The Shinetsu Shizenkyo region boasts a rich culture, with many traditional festivals and historical performance arts passed down through generations. The scales of these festivals are wide-ranging: from individual shuuraku villages to larger amalgamations of towns.
Participating in these festivities provide a unique insight into the region, the values and lives of the local population, as well as the distinct atmosphere of Japanese history and culture.
After the dawning of the New Year, regions across Japan carry out rituals and festivals to ward off a year s worth of evils and misfortunes. As such, the biggest scale and most crucial event in Nozawa Onsen Village, the Nozawa Onsen Dosojin Festival is held on January 15th annually; and happens to be renowned world-wide as being one of the three largest-scale fire festivals in Japan.
The climax of the festival is a 1.5hr fire battle that the village population engages in; then the shrine is set ablaze, creating a pillar of fire, and continues to burn all night. It is said that grilling mochi rice cakes on the remaining flames the following morning and eating it for breakfast will prevent you from catching a cold all year long.
Held every July at the Sekiyama Jinja at Myoko Kogen, the festival includes performances such as "Kariyamabushi no Boutsukai" and "Hashiramatsu Gyouji" which have been deemed as Niigata Prefectural Significant Intangible Folklore Cultural Property. Youths from the village dress as Buddhist mountain monks-in-training and demonstrate their skills with swords and spears in a stylized performance battle in "Kariyamabushi no Boutsukai". "Hashiramatsu Gyouji" is a race to see who can light pillars of firewood, arranged south to north, the fastest. It is said that the winner's village will produce good rice crops that year. Ritual Sumo matches and a parade carrying a portable Mikoshi shrine are also amongst the highlights.

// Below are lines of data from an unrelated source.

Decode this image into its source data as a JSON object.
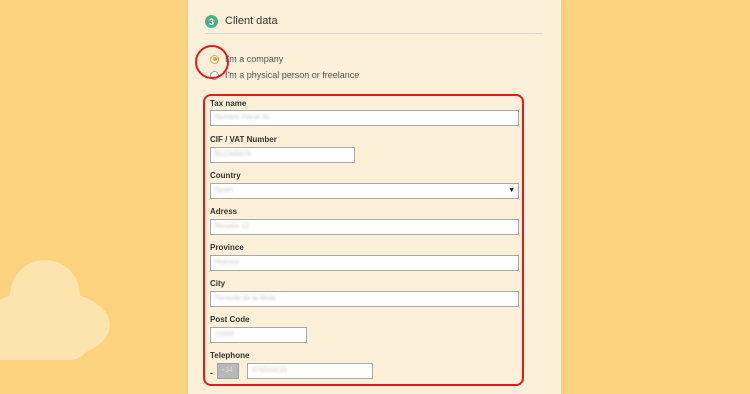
{
  "section": {
    "step_number": "3",
    "title": "Client data"
  },
  "client_type": {
    "options": [
      {
        "label": "I'm a company",
        "selected": true
      },
      {
        "label": "I'm a physical person or freelance",
        "selected": false
      }
    ]
  },
  "form": {
    "tax_name": {
      "label": "Tax name",
      "value": "Nombre Fiscal SL"
    },
    "vat_number": {
      "label": "CIF / VAT Number",
      "value": "B12345678"
    },
    "country": {
      "label": "Country",
      "value": "Spain"
    },
    "address": {
      "label": "Adress",
      "value": "Rosario 12"
    },
    "province": {
      "label": "Province",
      "value": "Huesca"
    },
    "city": {
      "label": "City",
      "value": "Torrente de la Mota"
    },
    "post_code": {
      "label": "Post Code",
      "value": "11000"
    },
    "telephone": {
      "label": "Telephone",
      "separator": "-",
      "prefix": "+34",
      "value": "976543210"
    }
  },
  "colors": {
    "background": "#fbd27e",
    "panel": "#fdf0d8",
    "step_badge": "#4bb18d",
    "radio_selected": "#f39c3b",
    "highlight": "#e31b1b"
  }
}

The Gosoku Daidai Kagura at the Takeminakata-tominomikoto-hikokamiwake jinja shrine is famed for the Izumo style Kagura dances ? Noh dances performed with bells and Oogi fans alongside prayer incantations. The dances have a long and rich history; developed in the late 16th Century, generation after generation have inherited and performed them. There are 10 routines still in practice, and can be viewed twice a year in May and September. They have even been featured in a film set in Iiyama!
Nakano City's annual event is held across the 2 days of March 31st and April 1st, and celebrates the folk toys, Nakano Clay Dolls, or Tsuchibina.
Nakano City draws clay doll fans from all over Japan for its specialized production in not one, but two types of clay dolls - the rounded and cute Nakano dolls and the vibrant and intricate Tategahana dolls. The event also increases the distinct spring feeling in Northern Shinshu by bringing together the "National Clay Doll Market" ? the only market where you can find traditional clay dolls from all over Japan; and a parade of large, clay-doll-shaped lanterns.